Issue 154 / June-July 2005

hp's Workshop
Updates

No need to linger here. Carl Marchisotto, Nola's designer and an alumnus of Jon Dahlquist's old company, has, over time, made several revisions to this statement speaker system. The drive units have remained the same, hut the crossovers have not. Marchisotto has made three updates to the crossovers integral to the main towers. The separate crossover to the ported bass towers, an old Dahlquist DQLP-10, remains the same. I have no idea what internal changes he made to the three-way external units this time, but I do know he has devised a better isolation system for each unit, as well as sexier-looking wood enclosures.

Do I hear a difference? Well, he has enhanced even further the sense of continuousness and coherent soundfield from about 40Hz (the towers' lower limit) up. I already considered the Grand Reference the most continuous hybrid I've experienced. I call it a hybrid because it is a combination of cone drivers and a series of true ribbon tweeters, which now are better integrated than they were before.
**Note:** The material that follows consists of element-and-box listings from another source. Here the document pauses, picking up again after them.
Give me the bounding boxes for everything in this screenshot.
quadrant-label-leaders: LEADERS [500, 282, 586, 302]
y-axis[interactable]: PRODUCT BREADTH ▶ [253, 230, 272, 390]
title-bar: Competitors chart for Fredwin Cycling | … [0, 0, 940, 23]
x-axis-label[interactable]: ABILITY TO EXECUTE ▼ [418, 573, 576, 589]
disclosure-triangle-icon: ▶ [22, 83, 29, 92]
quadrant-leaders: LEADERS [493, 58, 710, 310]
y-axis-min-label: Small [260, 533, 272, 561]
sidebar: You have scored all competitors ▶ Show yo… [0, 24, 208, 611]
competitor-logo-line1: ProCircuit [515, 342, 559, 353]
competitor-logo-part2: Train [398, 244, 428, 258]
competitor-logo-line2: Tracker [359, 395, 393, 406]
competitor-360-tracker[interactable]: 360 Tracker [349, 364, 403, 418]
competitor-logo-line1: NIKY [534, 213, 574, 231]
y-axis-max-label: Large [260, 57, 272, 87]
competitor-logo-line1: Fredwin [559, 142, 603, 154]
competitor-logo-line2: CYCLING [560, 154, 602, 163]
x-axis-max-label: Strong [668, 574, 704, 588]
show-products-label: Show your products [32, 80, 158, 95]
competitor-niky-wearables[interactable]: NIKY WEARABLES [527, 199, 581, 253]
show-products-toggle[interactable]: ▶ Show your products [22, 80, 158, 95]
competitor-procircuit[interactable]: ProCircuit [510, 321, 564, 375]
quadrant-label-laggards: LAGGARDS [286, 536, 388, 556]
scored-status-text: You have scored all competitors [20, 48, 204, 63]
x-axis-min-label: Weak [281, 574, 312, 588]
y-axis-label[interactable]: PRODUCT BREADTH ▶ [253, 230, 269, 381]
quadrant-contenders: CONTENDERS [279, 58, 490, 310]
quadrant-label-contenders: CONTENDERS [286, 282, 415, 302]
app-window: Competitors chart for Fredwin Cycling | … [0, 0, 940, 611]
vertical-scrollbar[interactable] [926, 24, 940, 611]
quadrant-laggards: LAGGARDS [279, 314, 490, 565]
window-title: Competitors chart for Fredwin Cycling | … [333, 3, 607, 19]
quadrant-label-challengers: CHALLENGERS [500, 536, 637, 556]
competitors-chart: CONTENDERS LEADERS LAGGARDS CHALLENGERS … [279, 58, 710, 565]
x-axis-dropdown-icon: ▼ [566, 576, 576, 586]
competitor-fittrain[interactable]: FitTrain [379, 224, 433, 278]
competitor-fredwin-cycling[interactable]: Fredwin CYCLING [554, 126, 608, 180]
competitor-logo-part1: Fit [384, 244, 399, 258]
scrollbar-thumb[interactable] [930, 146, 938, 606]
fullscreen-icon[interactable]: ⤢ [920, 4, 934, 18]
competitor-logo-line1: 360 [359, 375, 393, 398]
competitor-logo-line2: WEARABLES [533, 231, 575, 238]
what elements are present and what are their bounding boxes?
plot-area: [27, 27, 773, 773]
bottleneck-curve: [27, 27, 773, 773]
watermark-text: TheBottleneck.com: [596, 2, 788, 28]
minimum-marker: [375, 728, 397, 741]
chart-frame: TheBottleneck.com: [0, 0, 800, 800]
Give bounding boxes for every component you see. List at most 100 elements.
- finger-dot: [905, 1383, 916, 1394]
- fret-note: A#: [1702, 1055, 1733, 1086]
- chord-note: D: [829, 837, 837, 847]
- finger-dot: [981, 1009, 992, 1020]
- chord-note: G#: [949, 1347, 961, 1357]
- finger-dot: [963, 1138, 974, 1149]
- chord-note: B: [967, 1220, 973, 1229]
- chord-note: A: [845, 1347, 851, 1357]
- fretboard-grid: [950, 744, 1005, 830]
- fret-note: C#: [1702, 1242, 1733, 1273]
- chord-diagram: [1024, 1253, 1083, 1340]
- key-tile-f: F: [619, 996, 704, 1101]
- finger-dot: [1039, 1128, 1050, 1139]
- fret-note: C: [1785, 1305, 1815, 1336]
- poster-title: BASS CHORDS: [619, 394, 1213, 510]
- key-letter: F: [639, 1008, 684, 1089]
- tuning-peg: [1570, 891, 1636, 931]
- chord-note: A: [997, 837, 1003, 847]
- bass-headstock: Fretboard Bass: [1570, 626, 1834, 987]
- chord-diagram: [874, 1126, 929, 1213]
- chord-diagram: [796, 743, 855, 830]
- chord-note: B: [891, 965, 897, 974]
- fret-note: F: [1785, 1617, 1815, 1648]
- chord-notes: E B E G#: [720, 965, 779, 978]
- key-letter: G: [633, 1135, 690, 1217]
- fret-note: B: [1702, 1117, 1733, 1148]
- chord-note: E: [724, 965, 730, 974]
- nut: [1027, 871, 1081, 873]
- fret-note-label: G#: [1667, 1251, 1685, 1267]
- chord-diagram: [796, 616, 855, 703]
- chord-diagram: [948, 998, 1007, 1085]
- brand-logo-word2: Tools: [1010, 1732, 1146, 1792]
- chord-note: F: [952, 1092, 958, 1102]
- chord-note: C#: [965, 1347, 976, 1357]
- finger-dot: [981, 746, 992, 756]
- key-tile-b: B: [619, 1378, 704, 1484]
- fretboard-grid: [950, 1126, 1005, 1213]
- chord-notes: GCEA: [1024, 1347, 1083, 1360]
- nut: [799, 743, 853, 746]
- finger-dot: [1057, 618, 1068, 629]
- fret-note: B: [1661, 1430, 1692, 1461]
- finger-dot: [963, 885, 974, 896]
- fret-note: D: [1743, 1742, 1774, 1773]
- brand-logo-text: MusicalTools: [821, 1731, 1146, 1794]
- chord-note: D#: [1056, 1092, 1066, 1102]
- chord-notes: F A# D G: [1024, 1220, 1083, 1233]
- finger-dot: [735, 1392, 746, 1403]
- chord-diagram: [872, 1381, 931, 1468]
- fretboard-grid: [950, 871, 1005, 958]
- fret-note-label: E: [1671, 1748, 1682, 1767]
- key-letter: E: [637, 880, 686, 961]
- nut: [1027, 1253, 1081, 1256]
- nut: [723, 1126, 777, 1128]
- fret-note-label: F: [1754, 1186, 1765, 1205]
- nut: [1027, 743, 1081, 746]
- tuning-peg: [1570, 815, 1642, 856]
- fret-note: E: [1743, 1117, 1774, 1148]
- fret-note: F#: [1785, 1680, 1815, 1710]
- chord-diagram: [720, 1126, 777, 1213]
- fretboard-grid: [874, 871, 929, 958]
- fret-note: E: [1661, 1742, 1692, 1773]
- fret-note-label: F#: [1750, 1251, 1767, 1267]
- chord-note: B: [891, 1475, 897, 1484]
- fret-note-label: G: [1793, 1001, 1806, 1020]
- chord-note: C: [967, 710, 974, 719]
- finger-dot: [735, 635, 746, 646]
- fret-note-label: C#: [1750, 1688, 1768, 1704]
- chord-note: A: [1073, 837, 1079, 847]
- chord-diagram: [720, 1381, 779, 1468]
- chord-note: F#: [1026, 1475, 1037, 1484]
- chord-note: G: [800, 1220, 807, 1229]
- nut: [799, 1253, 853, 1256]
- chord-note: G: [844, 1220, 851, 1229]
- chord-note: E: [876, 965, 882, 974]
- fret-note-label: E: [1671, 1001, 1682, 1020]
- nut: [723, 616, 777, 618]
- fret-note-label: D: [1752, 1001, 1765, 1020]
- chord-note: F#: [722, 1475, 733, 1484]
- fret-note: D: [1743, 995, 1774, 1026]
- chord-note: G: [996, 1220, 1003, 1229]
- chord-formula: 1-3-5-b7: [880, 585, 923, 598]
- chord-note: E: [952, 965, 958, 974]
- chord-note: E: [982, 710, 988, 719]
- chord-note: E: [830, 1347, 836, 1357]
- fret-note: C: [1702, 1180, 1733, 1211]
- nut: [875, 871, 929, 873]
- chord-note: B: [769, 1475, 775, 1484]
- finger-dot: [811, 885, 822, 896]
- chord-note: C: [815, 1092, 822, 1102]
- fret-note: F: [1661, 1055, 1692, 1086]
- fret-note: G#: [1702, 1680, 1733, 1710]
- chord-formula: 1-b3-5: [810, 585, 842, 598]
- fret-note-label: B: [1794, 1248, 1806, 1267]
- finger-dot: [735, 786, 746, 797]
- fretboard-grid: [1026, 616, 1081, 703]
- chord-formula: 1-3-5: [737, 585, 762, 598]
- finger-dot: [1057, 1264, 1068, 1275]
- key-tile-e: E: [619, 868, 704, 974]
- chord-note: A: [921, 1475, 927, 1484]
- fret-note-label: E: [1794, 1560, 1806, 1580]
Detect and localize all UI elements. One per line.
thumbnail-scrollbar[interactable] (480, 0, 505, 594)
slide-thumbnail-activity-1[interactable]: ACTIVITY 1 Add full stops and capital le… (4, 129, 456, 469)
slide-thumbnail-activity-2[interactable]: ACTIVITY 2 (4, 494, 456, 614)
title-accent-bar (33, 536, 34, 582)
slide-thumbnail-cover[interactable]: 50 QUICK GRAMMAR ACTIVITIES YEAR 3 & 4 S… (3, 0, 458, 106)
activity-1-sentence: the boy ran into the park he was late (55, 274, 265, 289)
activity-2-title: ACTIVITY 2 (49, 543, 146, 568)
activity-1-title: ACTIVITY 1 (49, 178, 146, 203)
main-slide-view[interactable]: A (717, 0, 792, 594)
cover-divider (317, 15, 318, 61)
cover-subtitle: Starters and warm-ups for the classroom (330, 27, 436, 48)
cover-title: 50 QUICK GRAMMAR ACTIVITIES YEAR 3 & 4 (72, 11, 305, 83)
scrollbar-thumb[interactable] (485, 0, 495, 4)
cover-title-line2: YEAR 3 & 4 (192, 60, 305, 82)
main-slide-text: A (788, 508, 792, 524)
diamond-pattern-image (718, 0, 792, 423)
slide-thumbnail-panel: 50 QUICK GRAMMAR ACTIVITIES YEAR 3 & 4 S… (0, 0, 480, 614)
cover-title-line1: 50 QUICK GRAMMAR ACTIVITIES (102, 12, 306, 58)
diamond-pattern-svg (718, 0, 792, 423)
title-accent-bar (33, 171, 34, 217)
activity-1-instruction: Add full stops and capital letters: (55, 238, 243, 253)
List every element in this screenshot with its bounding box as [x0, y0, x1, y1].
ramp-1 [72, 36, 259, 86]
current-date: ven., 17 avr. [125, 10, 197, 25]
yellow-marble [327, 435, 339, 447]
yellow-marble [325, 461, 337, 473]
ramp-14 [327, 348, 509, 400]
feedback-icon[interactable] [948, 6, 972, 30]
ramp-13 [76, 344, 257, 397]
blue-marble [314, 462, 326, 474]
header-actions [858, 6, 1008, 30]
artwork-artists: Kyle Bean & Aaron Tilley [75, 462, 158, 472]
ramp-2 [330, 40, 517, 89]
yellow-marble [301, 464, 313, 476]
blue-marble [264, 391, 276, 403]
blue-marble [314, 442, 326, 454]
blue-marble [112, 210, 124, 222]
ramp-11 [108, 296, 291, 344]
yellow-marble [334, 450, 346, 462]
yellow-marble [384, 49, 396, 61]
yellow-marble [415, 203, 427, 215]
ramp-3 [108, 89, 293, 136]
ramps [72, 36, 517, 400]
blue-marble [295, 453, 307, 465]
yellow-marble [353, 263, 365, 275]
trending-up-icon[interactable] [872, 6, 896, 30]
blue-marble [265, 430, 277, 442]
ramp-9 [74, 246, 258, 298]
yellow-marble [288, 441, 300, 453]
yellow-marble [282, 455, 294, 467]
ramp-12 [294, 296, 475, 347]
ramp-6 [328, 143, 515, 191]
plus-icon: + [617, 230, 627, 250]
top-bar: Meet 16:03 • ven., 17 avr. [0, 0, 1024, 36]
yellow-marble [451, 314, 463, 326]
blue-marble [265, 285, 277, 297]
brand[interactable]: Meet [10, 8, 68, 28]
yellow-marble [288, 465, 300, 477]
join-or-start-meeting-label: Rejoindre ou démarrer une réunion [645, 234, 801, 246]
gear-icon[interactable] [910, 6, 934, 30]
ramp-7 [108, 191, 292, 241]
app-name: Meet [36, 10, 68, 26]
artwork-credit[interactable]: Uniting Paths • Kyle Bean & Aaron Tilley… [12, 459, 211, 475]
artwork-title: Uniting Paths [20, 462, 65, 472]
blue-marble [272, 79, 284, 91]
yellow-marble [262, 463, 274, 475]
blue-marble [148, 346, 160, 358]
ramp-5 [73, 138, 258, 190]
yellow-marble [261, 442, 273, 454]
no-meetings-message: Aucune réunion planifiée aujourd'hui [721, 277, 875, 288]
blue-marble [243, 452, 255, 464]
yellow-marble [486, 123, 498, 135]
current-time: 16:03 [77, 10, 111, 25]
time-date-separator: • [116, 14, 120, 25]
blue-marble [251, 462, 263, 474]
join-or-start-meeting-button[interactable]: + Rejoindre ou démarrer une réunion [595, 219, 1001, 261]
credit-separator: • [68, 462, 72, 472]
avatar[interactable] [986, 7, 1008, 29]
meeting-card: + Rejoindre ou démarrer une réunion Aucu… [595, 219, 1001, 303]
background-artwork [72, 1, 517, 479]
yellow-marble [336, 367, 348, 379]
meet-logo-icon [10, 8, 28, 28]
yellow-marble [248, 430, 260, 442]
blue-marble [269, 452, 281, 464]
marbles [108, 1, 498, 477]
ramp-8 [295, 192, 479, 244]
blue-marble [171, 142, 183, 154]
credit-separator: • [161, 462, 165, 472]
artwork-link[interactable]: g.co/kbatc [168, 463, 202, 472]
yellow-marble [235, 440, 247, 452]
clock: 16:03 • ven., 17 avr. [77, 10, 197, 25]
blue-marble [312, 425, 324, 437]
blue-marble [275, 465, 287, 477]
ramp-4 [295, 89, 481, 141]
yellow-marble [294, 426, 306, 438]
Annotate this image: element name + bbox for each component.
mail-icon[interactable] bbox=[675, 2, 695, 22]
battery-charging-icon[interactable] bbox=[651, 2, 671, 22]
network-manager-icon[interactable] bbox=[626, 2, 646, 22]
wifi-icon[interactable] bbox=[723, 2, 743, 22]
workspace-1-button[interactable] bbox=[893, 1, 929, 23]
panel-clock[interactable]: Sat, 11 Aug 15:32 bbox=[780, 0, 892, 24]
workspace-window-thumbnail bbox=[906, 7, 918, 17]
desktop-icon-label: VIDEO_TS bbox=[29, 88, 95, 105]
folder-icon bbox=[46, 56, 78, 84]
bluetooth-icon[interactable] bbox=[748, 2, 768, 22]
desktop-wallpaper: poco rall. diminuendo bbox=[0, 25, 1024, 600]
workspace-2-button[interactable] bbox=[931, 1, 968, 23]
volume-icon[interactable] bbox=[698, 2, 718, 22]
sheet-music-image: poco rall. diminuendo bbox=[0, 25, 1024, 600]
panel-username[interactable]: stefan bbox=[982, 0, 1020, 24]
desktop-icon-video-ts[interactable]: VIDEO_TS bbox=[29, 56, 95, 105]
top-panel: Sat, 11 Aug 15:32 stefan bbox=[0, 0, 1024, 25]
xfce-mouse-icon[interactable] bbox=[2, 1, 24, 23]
It's a case of improving on a good thing, even though any discontinuity previously there was quite minor-few even noticed it.

That said because, otherwise, the revisions to the Grand Reference occurred during the time when the new and more revealing gear became part of the chain. And this was a period in which I, temporarily, as it turned out, thought I had lost my reference and so, without having the old crossover boxes to re-insert in the system, I can't judge the overall degree of improvement.